The slice was Yokota Air Base, and it was love rather than thundering combat on the sumo dohyo that led him to it.
Known by his sumo name, Akebono Taro, Rowan made his professional debut in 1988 and soon became one of the Japanese national sport’s most legendary practitioners.
He recently spoke to the Yokota Officers’ Spouses Club about his career, life in Japan and his connection with the base.
It was a sad occasion that introduced him to his future. At his grandfather’s funeral, Rowan was approached by a family friend, who later became his stable master, and asked the 18-year-old to move to Japan.
“I thought they were out of their mind when they asked me to sumo wrestle,” said Rowan, 38. “I came with the clothes on my back and a basketball uniform, and I wore them for the first two months I was in Japan.”
Rowan said the hardest part of training was not the physical work but the respect owed to senior wrestlers.
A sumo can beat someone from his stable all day long. But if that wrestler is senior and says “ ‘clean the toilet,’ you clean the toilet,” he said with a laugh.
Starting out, he had three major goals: win 10 tournaments, win the Emperors Cup and wrestle into the next century.
Rowan quickly achieved status as yokozuna — the highest rank in sumo — and was the first foreigner to do so. He won the Emperors Cup 11 times and retired after 13 years with a professional record of 566 wins and 198 losses while wrestling in the top division.
“It’s interesting how they cheer for you when you’re an ozeki, a step below yokozuna; then when you make yokozuna, they are very quiet,” he said, explaining that the silence is a sign of respect.
“I was shocked at first, wondering why they were no longer cheering for me.”
One person who always cheered him on is his wife, Christine Kalina. He met her when she lived at Yokota Air Base, where she continues to work.

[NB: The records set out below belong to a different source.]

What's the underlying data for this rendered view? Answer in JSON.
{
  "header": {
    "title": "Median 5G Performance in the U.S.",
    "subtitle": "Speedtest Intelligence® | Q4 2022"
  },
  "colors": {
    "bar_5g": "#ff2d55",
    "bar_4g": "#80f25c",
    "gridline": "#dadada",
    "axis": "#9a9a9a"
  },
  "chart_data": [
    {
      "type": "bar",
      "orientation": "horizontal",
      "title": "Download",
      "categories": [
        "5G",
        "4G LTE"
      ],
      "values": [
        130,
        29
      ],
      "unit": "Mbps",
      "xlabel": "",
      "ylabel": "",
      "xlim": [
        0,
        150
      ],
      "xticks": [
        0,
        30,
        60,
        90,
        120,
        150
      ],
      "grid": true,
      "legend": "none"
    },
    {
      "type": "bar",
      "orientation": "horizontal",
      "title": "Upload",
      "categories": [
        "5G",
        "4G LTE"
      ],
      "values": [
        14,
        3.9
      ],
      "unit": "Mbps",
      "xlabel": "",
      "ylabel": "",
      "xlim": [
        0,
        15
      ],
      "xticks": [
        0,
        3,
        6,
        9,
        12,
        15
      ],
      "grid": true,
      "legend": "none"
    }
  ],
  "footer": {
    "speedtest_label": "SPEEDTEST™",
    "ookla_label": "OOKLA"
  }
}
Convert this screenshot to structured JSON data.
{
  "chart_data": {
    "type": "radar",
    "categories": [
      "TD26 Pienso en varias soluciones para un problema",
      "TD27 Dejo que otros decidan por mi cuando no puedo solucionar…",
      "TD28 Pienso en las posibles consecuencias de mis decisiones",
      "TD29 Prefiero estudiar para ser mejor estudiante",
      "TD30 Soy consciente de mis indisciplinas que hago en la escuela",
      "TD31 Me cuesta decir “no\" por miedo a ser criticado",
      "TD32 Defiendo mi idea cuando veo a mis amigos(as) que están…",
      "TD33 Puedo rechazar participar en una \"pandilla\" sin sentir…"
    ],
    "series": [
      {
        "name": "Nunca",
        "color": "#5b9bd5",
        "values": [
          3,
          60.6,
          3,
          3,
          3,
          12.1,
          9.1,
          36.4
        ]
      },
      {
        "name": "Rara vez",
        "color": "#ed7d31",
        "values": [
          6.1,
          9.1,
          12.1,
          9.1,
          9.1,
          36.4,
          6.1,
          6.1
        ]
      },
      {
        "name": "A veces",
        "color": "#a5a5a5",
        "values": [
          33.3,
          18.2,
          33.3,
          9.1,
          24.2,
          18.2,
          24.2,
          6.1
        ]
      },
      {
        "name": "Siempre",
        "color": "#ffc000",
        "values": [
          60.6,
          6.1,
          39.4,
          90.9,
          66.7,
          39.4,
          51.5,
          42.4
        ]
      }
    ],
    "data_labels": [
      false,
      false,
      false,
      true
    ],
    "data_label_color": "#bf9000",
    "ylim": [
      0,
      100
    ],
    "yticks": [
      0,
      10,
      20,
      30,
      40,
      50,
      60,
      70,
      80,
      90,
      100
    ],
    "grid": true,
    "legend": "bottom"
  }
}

He recalled fondly the first thing he told her when they started dating: “I didn’t realize home was so close to the stable,” referring to the coziness he felt at Yokota.
The couple married in 1998 and have lived in the Yokota area since. Rowan said that as an easily recognizable celebrity in Japan, one of benefits of having access to a restricted military facility is the privacy it affords.
“It was nice to come to the base and not be pressured by the Japanese media,” he explained. “I don’t think the Japanese media realize how much stress being yokozuna puts you in.”
Rowan doesn’t use the air base just to hide, though.
His children attend Yokota’s schools, and he maintains strong community relations with the base, attending events such as Asian-Pacific Heritage celebrations, the Special Olympics and school graduations to help show his support.
“I’m on the base just about every weekend,” he said.
Other bases have big pluses for him, too.
They have “some of the nicest golf courses in Japan,” Rowan said. “Have you seen the golf course at Zama? They could hold a tournament on it.”
Lt. Gen. Bruce A. Wright, U.S. Forces Japan commanding general, described Rowan at the Spouses Club meeting as a man with a “humble commitment to doing the right thing.”
For some, Rowan’s presence was particularly special.
Hawaiian-native Addy Lawler, a club vice president, has taken pride in watching Rowan’s career bloom.
“I’ve watched him wrestle for years,” she said. “His popularity brought sumo back into light. [It] was an inspiration to see a local boy do well.”